Часть 9 из 12 В начало
Для доступа к библиотеке пройдите авторизацию
* * *
Это было то самое время, когда Ольга встретила на улице Квитку. Вспоминая потом это время, Ольга называла его, несмотря ни на что, «самым счастливым в жизни». Она была влюблена, всё казалось таким понятным, и впереди ждало счастье. Потому Квитка и не узнал её, встретив на улице: она стала наряжаться для Серёженьки, она светилась, не переставая думать о нём, Серёженька стал альфой и омегой каждого дня. От мыслей о Серёженьки она хмелела, да так и жила, хмельная. Иногда, правда, она разбавляла это вино, вспоминая об Аполлинарии Матвеевиче и о том, что задуманный им брак попросту невозможен теперь. Тогда она, словно протрезвевший пьяница, мрачнела и раздражалась. Она вспоминала о подаренных ей Искрицким трёх тысячах на прожитьё, о днях, проведённых в доме Искрицкого, и о том, что где-то пьёт сейчас кислую воду её жених. Потом это проходило, Ольга снова пьянела, упиваясь неразбавленным вином своей любви к Серёженьке.
Бежать с Серёженькой – а для Ольги это был именно побег – она согласилась сразу. Всё, что держало её в Харькове, воплощалось в Аполлинарии Матвеевиче. Точнее, держала её благодарность к чудному старику и до конца неясное ощущение какой-то задолженности, с которой Ольга всё никак не могла разобраться. Она попала в дом Искрицкого случайно и не по своей воле. Заболела и упала в обморок она тоже не по собственному желанию. Старик оставил её у себя и выходил, за что она действительно ему благодарна и перед ним в долгу. Но должна ли она выходить замуж неизвестно за кого только из благодарности? Пожалуй, что нет. Но тогда следует вернуть старику деньги и честно обо всём рассказать. А может быть, и попросить в долг, чтобы ехать в Москву. Но Ольга, памятуя о тех малопонятных разговорах, которые вёл с ней Аполлинарий Матвеевич, пока она болела, предчувствовала, что он опять назовёт её дурой, денег не даст, а, пожалуй, что и помешает уехать. Уж он-то сумеет помешать! И тогда… Тогда Серёженька уедет в Москву без неё, а что там может случиться, Ольга даже и думать не хочет. Она же опять останется одна ждать этого ужасного жениха, который, ко всему прочему, мерзавец и мот. Выйти замуж, конечно, хорошо. Но выйти замуж по векселю – это совсем другое дело. И Ольга мало-помалу начала ненавидеть своего вексельного жениха, которого ещё недавно готовилась полюбить.

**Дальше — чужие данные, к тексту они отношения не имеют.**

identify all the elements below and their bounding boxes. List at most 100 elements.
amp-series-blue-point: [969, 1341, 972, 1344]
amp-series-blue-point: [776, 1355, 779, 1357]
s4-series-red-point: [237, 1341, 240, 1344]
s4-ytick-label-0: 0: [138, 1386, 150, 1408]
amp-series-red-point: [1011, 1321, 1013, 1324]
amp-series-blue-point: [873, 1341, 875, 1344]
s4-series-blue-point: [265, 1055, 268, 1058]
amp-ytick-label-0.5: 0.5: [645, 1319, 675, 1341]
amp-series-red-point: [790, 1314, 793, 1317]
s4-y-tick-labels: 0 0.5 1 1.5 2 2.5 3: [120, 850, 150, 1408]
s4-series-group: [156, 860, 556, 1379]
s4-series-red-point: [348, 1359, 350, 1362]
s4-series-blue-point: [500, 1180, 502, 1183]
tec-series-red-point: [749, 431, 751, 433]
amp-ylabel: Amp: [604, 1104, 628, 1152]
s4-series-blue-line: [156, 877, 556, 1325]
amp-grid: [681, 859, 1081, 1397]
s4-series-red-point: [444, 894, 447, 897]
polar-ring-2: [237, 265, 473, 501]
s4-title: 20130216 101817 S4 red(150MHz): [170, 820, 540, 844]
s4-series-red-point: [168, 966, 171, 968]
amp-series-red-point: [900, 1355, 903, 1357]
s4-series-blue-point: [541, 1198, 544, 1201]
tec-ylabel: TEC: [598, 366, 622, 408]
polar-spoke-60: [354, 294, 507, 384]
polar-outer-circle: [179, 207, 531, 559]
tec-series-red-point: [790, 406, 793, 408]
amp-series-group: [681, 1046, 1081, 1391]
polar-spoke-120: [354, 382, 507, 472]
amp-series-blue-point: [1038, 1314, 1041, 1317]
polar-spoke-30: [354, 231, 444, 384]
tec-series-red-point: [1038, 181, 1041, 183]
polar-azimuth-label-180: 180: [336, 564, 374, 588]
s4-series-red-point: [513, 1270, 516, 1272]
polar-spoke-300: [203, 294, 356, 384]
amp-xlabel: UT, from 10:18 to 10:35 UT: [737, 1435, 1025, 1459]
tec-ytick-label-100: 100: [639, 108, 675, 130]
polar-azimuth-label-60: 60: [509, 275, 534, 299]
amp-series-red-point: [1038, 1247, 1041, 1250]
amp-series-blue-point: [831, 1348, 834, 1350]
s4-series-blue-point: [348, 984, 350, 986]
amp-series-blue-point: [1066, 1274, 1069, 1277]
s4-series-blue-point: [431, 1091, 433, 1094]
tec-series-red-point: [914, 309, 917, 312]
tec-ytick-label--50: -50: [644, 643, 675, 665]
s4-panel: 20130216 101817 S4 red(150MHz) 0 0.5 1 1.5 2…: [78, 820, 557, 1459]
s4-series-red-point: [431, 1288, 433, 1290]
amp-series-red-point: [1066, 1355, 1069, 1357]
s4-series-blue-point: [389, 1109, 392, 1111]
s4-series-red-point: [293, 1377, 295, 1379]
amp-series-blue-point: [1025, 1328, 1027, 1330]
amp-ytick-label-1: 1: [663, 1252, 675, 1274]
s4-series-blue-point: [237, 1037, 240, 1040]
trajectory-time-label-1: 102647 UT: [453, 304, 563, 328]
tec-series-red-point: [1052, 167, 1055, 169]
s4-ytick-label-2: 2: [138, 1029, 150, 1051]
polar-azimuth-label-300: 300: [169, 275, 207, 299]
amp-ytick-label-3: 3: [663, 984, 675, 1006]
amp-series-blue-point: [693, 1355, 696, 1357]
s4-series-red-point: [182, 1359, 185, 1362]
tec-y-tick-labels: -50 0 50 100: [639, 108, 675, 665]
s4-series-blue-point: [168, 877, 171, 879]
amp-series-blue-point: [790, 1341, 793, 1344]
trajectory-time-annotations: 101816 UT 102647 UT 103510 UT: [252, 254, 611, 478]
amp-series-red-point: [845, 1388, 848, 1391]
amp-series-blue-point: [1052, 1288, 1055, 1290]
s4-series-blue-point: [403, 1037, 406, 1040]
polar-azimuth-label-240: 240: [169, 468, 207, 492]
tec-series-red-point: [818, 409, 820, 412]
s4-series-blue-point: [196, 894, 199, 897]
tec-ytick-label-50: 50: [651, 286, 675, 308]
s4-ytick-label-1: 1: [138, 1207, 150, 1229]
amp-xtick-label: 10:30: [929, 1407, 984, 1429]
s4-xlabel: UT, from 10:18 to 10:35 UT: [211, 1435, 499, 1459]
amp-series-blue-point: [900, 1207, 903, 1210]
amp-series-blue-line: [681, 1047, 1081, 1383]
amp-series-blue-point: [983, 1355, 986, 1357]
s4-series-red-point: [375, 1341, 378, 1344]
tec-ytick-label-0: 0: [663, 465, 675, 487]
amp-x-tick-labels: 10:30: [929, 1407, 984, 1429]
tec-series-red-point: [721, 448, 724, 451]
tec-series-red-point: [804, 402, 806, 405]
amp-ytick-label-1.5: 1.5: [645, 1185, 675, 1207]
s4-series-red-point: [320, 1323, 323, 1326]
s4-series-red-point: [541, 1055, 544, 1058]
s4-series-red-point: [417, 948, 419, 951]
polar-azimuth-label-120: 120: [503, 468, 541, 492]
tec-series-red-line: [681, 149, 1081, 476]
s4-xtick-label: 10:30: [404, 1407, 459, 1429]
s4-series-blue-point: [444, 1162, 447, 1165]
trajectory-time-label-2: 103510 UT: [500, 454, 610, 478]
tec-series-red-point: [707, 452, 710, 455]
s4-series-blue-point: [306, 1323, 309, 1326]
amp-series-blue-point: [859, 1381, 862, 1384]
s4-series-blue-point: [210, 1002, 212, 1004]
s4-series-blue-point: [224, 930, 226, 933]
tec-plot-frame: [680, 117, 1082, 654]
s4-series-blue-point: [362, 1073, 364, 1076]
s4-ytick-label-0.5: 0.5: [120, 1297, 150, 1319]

Она бежала в Москву в конце сентября. Бежала от Аполлинария Матвеевича, стыдясь даже и думать о том, что делает. Садовский, напротив, ехал совершенно свободно, с целым караваном провожатых.
– Помни о деле Сидоровой, – улыбнулся Имшенецкий и хлопнул его по плечу.
– Aquilam volare doces[4], – улыбнулся в свою очередь Садовский.
Ольга уже выглядывала из окна поезда, а Садовский, прощавшийся с провожающими его приятелями и многочисленными родственниками, ещё только заносил ногу на подножку.
– Серёженька, пиши! – всхлипывала Наталья Максимовна, старавшаяся напоследок погладить сына по спине или рукаву.
– Пиши, Серёжка! – кричал Мика, размахивавший какой-то веткой.
– …Точнее так: берегись женщин и революции. Это именно то, чем можно погибельно увлечься… – наставлял вдогонку Имшенецкий.
– Думаешь, быть настоящей революции? Я от этого был далёк, ты знаешь… – говорил Садовский, уже выглядывая в раскрытое окно купе. И тут же кричал своим:
– И вы пишите!.. Мика, мать слушай!.. И Коку не обижай – он маленький!..
– Знаю!.. Потому и говорю. А насчёт будет – не будет и думать нечего… Alea jacta est[5]… А правительство этого знать не желает.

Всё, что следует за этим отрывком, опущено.